I never thought it would work; I was sure that I would just read the lyric and move on, but they do really speak to me. It allows me to access my ‘underground’ and think more about the experiences I’ve been through in the past and use that to push myself to focus more on beating my demons, instead of letting them control me. I suppose you could that the Notes are the keys to my underground and by accessing them, I am letting myself know that everyone faces challenges and difficulties and I can find a way out of any situation I find myself in.

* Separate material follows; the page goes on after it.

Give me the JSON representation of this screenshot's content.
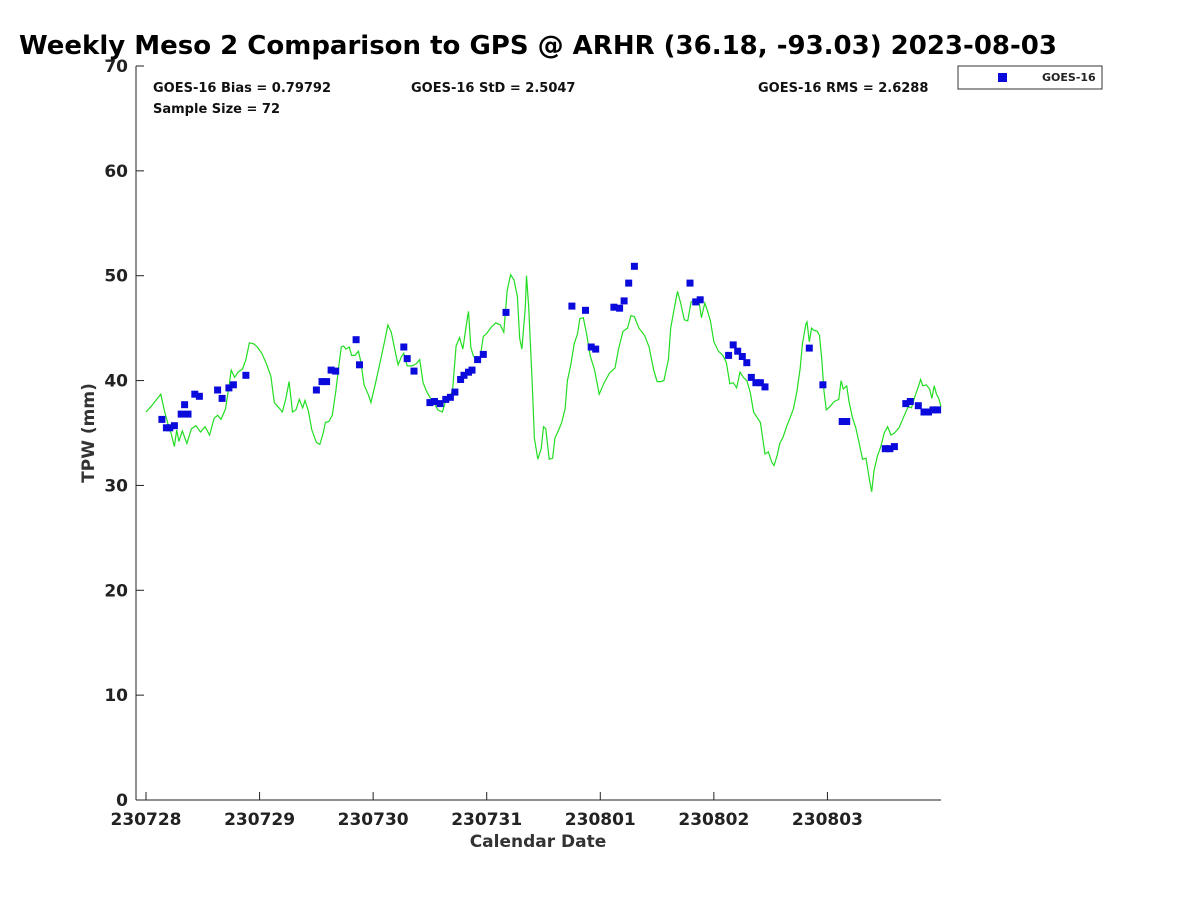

An example of a note from my underground, which I have been thinking about for a week or so, comes from a band called Whitechapel and their song ‘When a demon defiles a witch’. A random song title I know but stick with me as the lyric really is a special one:

“The demons dance by the fireside
But tonight they migrate to my bedside”

From a depression stand point, this is one of the clearest ways I have seen of describing the battle I go through each day. I know that my darkness is there, hiding away, or dancing by the fireside. When it is by the fire, I am not worried, I am only noticing brief instances of it being there; I am battling away and ignoring it. However, it will sometimes leave that fireside and be with right with me at the bedside and taking control of me.

I have always found it hard to really describe what depression feels like, but this lyric has changed that for me, it tells a quick story of how you can go from feeling happy to sad in an instant. It isn’t just for people who suffer from depression; this can be anybody who has problems in their life. It can feel like work creeps up on you, or an argument with a friend; it can be avoided for a while but eventually (if you ignore it) it will be right there with you and trying to anger or break you.

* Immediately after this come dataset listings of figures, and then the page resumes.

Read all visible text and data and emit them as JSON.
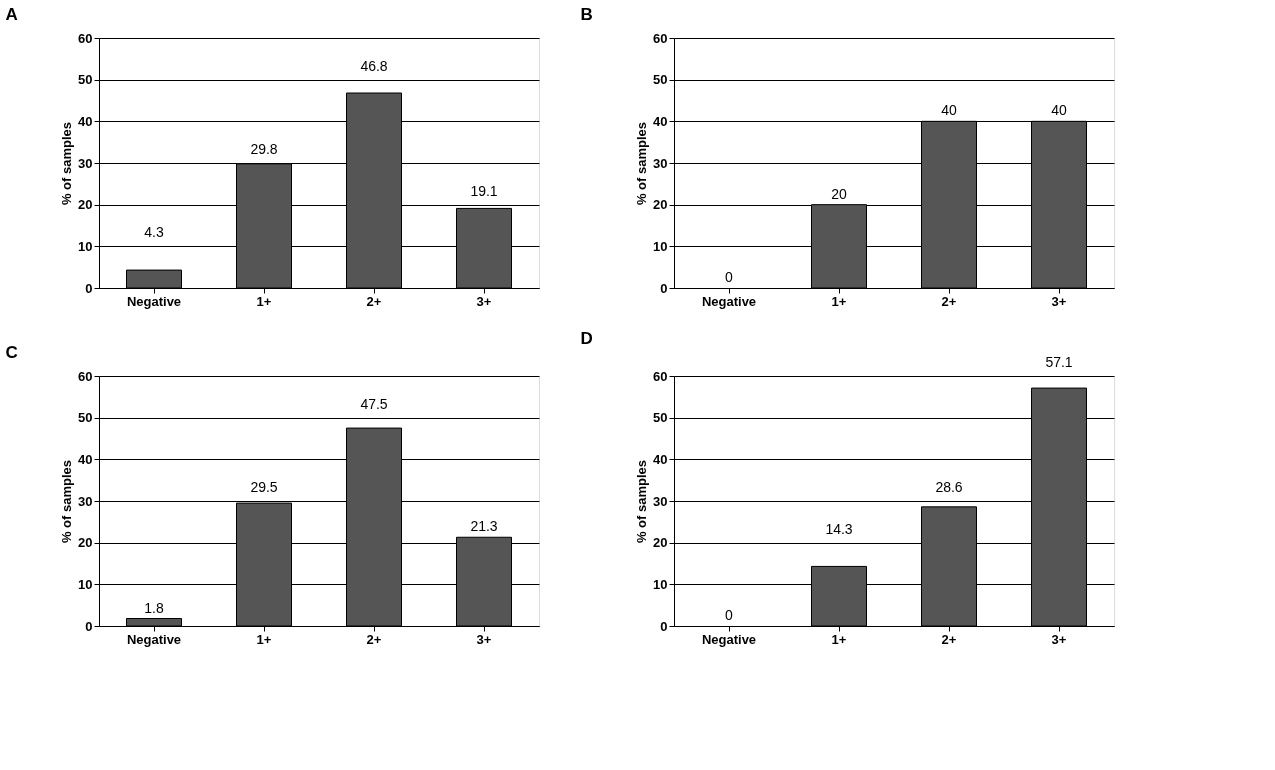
{
  "chart_data": [
    {
      "type": "bar",
      "title": "A",
      "ylabel": "% of samples",
      "categories": [
        "Negative",
        "1+",
        "2+",
        "3+"
      ],
      "values": [
        4.3,
        29.8,
        46.8,
        19.1
      ],
      "color": "#555555",
      "ylim": [
        0,
        60
      ],
      "yticks": [
        0,
        10,
        20,
        30,
        40,
        50,
        60
      ],
      "grid": "y",
      "data_labels": true
    },
    {
      "type": "bar",
      "title": "B",
      "ylabel": "% of samples",
      "categories": [
        "Negative",
        "1+",
        "2+",
        "3+"
      ],
      "values": [
        0,
        20,
        40,
        40
      ],
      "color": "#555555",
      "ylim": [
        0,
        60
      ],
      "yticks": [
        0,
        10,
        20,
        30,
        40,
        50,
        60
      ],
      "grid": "y",
      "data_labels": true
    },
    {
      "type": "bar",
      "title": "C",
      "ylabel": "% of samples",
      "categories": [
        "Negative",
        "1+",
        "2+",
        "3+"
      ],
      "values": [
        1.8,
        29.5,
        47.5,
        21.3
      ],
      "color": "#555555",
      "ylim": [
        0,
        60
      ],
      "yticks": [
        0,
        10,
        20,
        30,
        40,
        50,
        60
      ],
      "grid": "y",
      "data_labels": true
    },
    {
      "type": "bar",
      "title": "D",
      "ylabel": "% of samples",
      "categories": [
        "Negative",
        "1+",
        "2+",
        "3+"
      ],
      "values": [
        0,
        14.3,
        28.6,
        57.1
      ],
      "color": "#555555",
      "ylim": [
        0,
        60
      ],
      "yticks": [
        0,
        10,
        20,
        30,
        40,
        50,
        60
      ],
      "grid": "y",
      "data_labels": true
    }
  ]
}
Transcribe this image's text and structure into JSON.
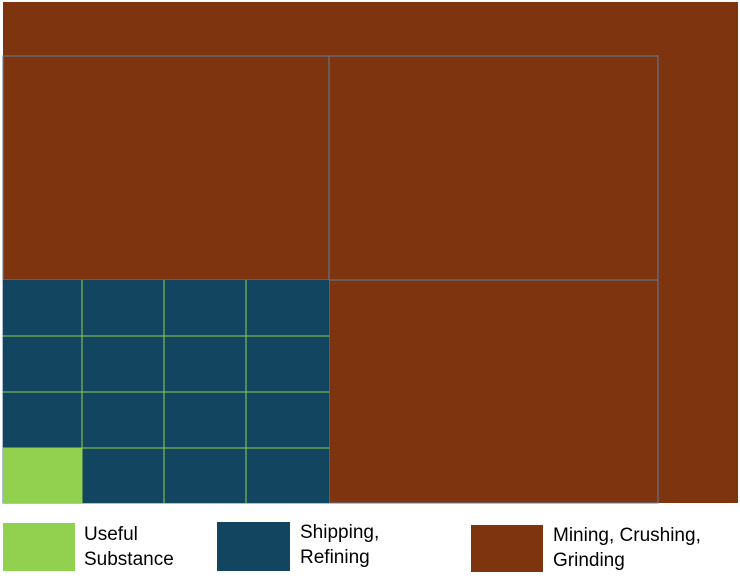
{
  "legend": {
    "items": [
      {
        "label": "Useful Substance"
      },
      {
        "label": "Shipping, Refining"
      },
      {
        "label": "Mining, Crushing, Grinding"
      }
    ]
  }
}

What it shows me, and has made me think about, is that we are in control of how we react to the different situations in our lives. Even if the problems creep up on us, and we don’t expect it, we still have the choice to fight them. It’s easy when they are far away and dancing in the distance, but when it’s in front of us we must be able to fight.

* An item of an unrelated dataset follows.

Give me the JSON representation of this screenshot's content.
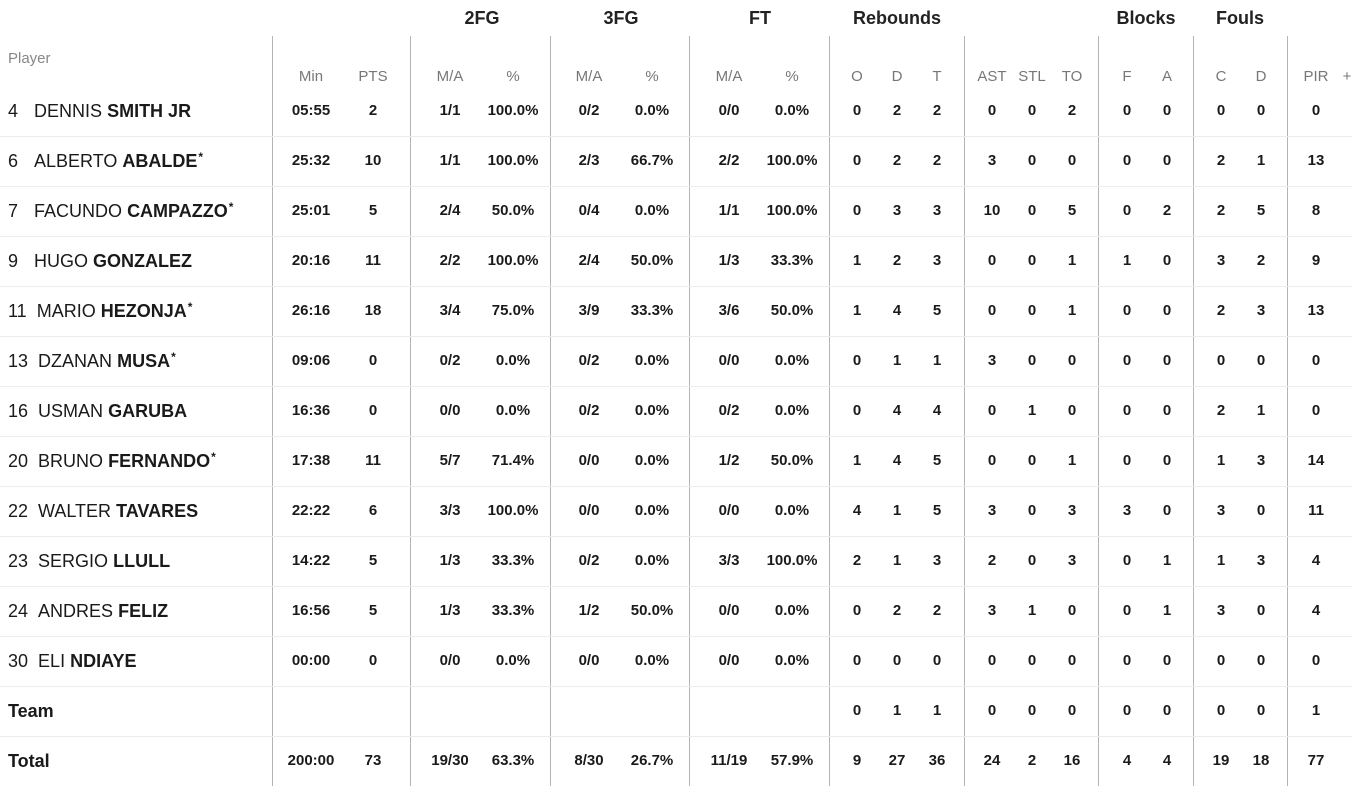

As Derren Brown says, in his book happy, we can only control our thoughts and actions; nothing else is in our power. So, when the demons come full pace at me, I have the choice whether to let them get inside and really drag me down or stand up to them and fight.

It surprises me how one lyric can get me thinking but it shows that if I can, anybody else out there can find the answers to defeating things deep down inside. We have fought bigger problems before and are still here, so now when we are faced with even more, we can prepare ourselves to do it all again and know we are stronger than we think.

I think the way my notes work is that it allows me to start writing and think about the lyric which I have picked. It allows me to take a step back from the thoughts I am constantly thinking and consider it from a rational point of view. It allows me to realise that it is only a temporary feeling and my story is mine to write.

While I would love to have access to counselling or coaching every single day, as professional help allows you to really deal with your problems, it has led me to this point of starting to fight it all myself. The help has taken me to the water, but it is up to me to drink it and the only way to do that is to take on board what has been said and find my own solutions to the demons which creep up on me.

It’s a day to day challenge for me, but I’m having more positives than negatives and have come to realise that I am in a better position than the past few years and that the darkness hasn’t dragged me down, it’s taken me to a better place.

As A Day to Remember so beautifully sing:

 “It’s in the hardest times we grow the most”.